The Colombian balance of payments paralleled overall trade and economic trends, fluctuating from a surplus in the late 1970s to a deficit in the early 1980s, only to rebound strongly in 1986. The reasons for these swings ranged from changes in domestic production capabilities to external factors such as the international price of coffee and the health of Colombia's export markets (see table 12, Appendix).

Following the coffee boom years, Colombia found itself with unusually high levels of foreign exchange reserves. These reserves grew to US$4.6 billion by 1980. From 1981 to 1983, however, Colombia experienced a turnaround in its reserves balance, owing to deficits in both merchandise trade and services. Capital receipts were insufficient to cover the shortfalls in the current account, and Colombia was forced to draw down its reserves. To mitigate the effects of this action, Colombia imposed import controls and continued to devalue the peso, which eventually caused a reduction in the import bill in 1985. At that time, manufacturing production was recovering and coffee prices were rising, which once again produced a credit balance in merchandise trade.

From 1984 through 1987, the services account, by contrast, remained in deficit each year by some US$2 billion. This resulted from lower interest income on the reduced foreign reserves balance, a decline in tourist receipts, and reduced remittances from Colombian laborers working abroad, particularly in Venezuela. In addition, Colombia had higher interest payments on both private and public debt. Although there were signs that the services account might improve in the late 1980s, many analysts expected it to remain negative well into the 1990s.

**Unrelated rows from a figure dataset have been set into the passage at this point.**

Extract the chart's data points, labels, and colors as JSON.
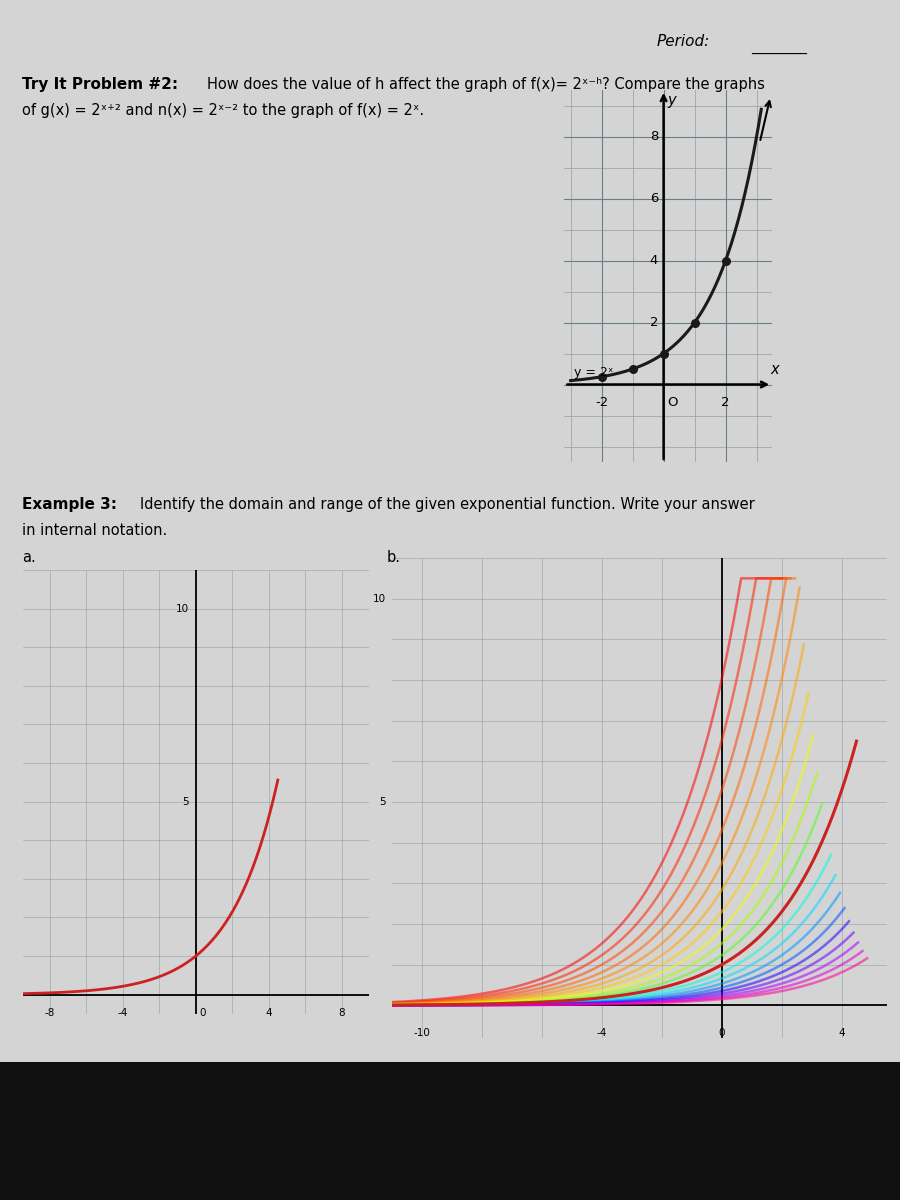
{
  "page_bg": "#d4d4d4",
  "content_bg": "#dcdcdc",
  "black_bar_bg": "#111111",
  "period_label": "Period:",
  "try_it_bold": "Try It Problem #2:",
  "try_it_text": " How does the value of h affect the graph of f(x)= 2x⁻ʰ? Compare the graphs",
  "try_it_line2": "of g(x) = 2x⁺² and n(x) = 2x⁻² to the graph of f(x) = 2x.",
  "graph_xlim": [
    -3.2,
    3.2
  ],
  "graph_ylim": [
    -2.5,
    9.5
  ],
  "curve_color": "#1a1a1a",
  "dot_color": "#1a1a1a",
  "dot_points_x": [
    -2,
    -1,
    0,
    1,
    2
  ],
  "example3_bold": "Example 3:",
  "example3_text": " Identify the domain and range of the given exponential function. Write your answer",
  "example3_line2": "in internal notation.",
  "sub_label_a": "a.",
  "sub_label_b": "b.",
  "red_curve_color": "#cc2222",
  "graph_bg": "#bcc5cc",
  "graph2_bg": "#c8cdd2",
  "grid_color": "#8fa0a8",
  "rainbow_colors": [
    "#ff0000",
    "#ff2200",
    "#ff4400",
    "#ff6600",
    "#ff8800",
    "#ffaa00",
    "#ffcc00",
    "#eeff00",
    "#aaff00",
    "#55ff22",
    "#00ff88",
    "#00ffdd",
    "#00ddff",
    "#0099ff",
    "#0055ff",
    "#2200ff",
    "#6600ff",
    "#aa00ff",
    "#dd00cc",
    "#ff0099"
  ]
}
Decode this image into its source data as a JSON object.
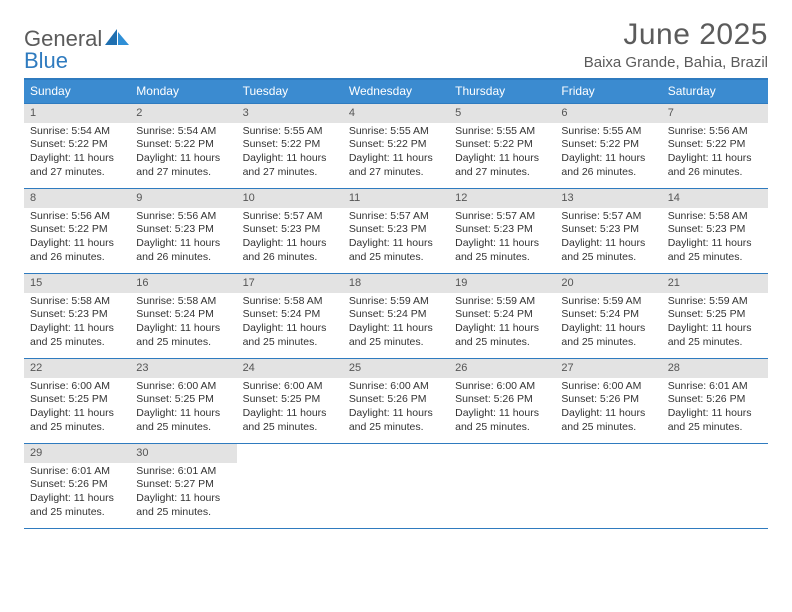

In the 1980s, the trade and services imbalances combined to generate annual long-term current account deficits, with the exception of 1986. Although this was a major problem during the recession years of the early 1980s, when debt and equity capital were scarce, Colombia traditionally covered its current account deficit with capital inflows. This was again the case from 1985 to 1987, when Colombia recorded a positive difference between longterm capital and the current account--sometimes referred to as the basic balance. Although Colombia's ability to attract foreign capital counterbalanced the current account deficits, it also threatened the national economy with even higher current account deficits in the future because more funds would have to be set aside to service the expanding debt.